When Vince Vaughn told British GQ that he supported guns in schools so those guns could be used to defend children, he said something that is supported by a majority of Americans.
These were Vaughn’s exact words to British GQ:
You think the politicians that run my country and your country don’t have guns in the schools their kids go to? They do. And we should be allowed the same rights. Banning guns is like banning forks in an attempt to stop making people fat.

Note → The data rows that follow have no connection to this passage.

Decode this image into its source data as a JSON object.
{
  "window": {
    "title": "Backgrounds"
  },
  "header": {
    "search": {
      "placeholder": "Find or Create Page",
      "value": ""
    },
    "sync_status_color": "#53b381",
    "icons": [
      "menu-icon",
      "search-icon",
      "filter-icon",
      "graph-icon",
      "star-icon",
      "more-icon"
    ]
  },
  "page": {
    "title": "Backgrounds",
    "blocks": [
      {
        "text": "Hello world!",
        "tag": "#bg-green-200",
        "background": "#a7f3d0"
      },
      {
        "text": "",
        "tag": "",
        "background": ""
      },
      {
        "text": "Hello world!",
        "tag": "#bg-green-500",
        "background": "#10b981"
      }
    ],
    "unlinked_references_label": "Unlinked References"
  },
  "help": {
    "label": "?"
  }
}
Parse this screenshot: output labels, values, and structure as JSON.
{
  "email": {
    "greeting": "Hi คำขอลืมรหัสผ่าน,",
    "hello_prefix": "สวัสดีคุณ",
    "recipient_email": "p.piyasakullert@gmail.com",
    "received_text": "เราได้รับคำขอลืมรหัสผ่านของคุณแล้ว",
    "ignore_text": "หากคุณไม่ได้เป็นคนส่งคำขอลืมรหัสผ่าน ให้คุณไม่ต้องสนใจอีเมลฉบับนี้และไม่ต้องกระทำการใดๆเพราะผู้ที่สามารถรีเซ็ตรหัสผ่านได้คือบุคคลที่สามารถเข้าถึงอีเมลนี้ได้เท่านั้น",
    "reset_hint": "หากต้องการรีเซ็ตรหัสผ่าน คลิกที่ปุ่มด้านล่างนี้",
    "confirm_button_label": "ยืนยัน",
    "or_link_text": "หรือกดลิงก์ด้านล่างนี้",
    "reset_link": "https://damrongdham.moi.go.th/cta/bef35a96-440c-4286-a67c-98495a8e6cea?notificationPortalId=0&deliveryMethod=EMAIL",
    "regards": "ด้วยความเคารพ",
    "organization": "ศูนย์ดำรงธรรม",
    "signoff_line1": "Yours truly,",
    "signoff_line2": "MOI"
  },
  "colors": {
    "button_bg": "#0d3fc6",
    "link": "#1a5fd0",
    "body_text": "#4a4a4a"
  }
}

He also address the danger of the status quo–of continuing to fight to keep schools gun free:
Take mass shootings. They’ve only happened in places that don’t allow guns. These people are sick in the head and are going to kill innocent people. They are looking to slaughter defenceless human beings. They do not want confrontation. In all of our schools it is illegal to have guns on campus, so again and again these guys go and shoot up these f***ing schools because they know there are no guns there. They are monsters killing six-year-olds.
And according to The Washington Post, while Democrats and gun control groups were pushing more gun laws in the wake of the heinous attack on Sandy Hook, a majority of Americans were voicing support for armed guards in every school. A Washington Post-ABC New Poll found that “55 percent” of Americans supported guns in school in this way, for the purpose of defending children from attack.
Support for armed guards dropped to 50 percent in March 2013, but leading up the 2014 midterm elections guns on campuses and in schools became a leading cause in many political races. Support for guns in schools was at “50 percent” in Colorado in 2014, Missouri legalized armed teachers in schools that same year, and Texas Governor Greg Abbott (R) ran for office on pledges to sign Open Carry and Campus Carry into law.
Moreover, on May 12, 2015, Oklahoma legalized armed teachers in public schools, adding their state to the growing list of states pushing to either have armed guards or armed teachers/staff in school when kids are there.
The bottom line; when Vaughn defended gun rights he did not sound like “Timothy McVeigh.” Rather, he sounded like parents in communities all around the country who want their kids to be safe.